Brec’s spirits lifted as he thought he detected the beginnings of her own anger in her voice.
“Why is it only now, now when I’ve finally accepted that my skin is gone and I’ve finally got the nerve to just end the whole thing, why is it only now that you care what happens to me?”
“Why has it taken you this long to let me see the real you?”
His words barely came out, so low even he wasn’t sure he’d said them. Ana stared at him, her lips parting in soft surprise. He pushed ahead before he could lose his nerve.
“When I first found you, you’d just stolen my skin. I hated you. Then you were so angry and I just c
ouldn’t figure out how you could be so cruel as to steal skinwalkers’ skins and then refuse to hand them over when your crimes were discovered.” He shook his head. “All I saw were the results of your pain—a pain I never could have imagined and you didn’t tell me about.”
Ana opened her mouth as if to argue, but he put a finger to her lips.

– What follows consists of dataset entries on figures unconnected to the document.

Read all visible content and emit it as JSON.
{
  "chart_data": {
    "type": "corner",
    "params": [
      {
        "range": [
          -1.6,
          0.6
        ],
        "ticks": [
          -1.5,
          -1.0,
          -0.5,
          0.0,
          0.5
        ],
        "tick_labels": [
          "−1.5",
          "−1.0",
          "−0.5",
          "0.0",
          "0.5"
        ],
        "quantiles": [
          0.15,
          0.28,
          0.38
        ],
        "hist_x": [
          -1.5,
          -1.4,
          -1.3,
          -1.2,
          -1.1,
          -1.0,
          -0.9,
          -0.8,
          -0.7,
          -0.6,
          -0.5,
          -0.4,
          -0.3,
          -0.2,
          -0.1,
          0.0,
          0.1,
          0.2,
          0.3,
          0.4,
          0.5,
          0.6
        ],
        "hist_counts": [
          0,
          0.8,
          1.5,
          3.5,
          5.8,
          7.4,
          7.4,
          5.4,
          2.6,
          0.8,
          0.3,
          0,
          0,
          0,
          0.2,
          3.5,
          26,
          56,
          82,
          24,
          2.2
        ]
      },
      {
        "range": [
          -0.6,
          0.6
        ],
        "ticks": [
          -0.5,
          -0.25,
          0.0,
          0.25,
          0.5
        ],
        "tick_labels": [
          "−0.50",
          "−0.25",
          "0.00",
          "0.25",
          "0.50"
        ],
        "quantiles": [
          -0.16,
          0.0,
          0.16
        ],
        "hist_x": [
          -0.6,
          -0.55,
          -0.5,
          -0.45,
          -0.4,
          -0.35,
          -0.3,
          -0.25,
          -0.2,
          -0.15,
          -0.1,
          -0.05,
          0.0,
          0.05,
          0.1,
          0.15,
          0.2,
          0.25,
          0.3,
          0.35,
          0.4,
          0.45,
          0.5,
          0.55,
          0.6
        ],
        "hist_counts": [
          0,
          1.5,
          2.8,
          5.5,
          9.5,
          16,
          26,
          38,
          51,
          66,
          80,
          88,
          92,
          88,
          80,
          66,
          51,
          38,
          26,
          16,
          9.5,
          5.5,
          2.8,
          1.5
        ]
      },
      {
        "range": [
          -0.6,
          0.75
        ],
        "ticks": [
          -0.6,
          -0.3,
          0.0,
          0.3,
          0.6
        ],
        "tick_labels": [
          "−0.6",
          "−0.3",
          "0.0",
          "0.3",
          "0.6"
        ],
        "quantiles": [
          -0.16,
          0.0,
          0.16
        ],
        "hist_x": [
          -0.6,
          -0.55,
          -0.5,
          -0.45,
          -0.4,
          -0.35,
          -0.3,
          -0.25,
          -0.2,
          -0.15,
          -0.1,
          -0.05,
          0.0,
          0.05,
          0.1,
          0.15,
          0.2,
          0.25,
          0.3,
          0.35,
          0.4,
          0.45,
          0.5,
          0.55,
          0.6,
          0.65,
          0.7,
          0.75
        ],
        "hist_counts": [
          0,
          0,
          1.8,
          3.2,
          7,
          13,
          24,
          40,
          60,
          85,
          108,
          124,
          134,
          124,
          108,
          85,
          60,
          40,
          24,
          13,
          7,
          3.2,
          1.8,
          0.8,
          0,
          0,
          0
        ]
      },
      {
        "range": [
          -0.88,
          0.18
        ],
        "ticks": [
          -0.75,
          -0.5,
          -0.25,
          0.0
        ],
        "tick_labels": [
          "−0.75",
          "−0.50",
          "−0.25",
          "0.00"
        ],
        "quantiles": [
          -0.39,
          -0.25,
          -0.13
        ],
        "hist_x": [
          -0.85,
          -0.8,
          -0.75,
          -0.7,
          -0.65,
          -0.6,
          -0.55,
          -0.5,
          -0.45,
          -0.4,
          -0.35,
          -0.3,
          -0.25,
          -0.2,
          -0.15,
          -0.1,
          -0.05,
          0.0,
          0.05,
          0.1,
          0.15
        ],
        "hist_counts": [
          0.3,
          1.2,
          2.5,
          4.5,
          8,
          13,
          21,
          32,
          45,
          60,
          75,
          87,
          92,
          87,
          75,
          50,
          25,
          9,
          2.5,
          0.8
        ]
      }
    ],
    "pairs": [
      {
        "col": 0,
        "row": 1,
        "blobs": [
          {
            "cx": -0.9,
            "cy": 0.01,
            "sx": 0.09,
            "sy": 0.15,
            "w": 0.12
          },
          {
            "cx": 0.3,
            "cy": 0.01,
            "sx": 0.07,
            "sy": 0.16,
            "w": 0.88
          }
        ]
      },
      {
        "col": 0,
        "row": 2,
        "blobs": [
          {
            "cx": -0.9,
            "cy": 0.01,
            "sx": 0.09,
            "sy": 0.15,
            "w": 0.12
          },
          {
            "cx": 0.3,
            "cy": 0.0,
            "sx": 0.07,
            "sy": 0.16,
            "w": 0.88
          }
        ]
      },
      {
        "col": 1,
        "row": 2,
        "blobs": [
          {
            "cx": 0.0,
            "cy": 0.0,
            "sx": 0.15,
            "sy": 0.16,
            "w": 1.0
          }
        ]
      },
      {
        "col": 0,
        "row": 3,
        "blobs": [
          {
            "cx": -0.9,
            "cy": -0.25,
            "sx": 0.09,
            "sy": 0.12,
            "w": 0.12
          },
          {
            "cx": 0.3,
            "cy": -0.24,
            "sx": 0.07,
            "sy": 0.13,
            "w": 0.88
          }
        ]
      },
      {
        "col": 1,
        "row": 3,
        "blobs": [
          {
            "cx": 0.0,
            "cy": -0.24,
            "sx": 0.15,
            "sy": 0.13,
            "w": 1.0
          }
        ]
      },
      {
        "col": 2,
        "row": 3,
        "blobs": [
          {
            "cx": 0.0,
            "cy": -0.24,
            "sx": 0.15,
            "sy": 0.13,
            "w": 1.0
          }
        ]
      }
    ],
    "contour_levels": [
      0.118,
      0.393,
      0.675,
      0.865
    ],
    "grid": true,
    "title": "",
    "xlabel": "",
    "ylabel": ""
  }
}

“Then I saw all your herbs and your texts. You had an interest in healing, there were signs everywhere. Evil people do not study healing.” His heart softened. “And then you pulled your underwear drawer out and we had that one shared moment of laughter. You’re a completely different person when you laugh. The hard lines in your face vanished and I caught a glimpse of someone I wanted to know better.”
His mind played over the images as he spoke of them and he found himself smiling again at the memory. “And when you made that comment about it being harder to heal a wound than inflict it, you spoke to a part of me that I’m ashamed to even admit existed.”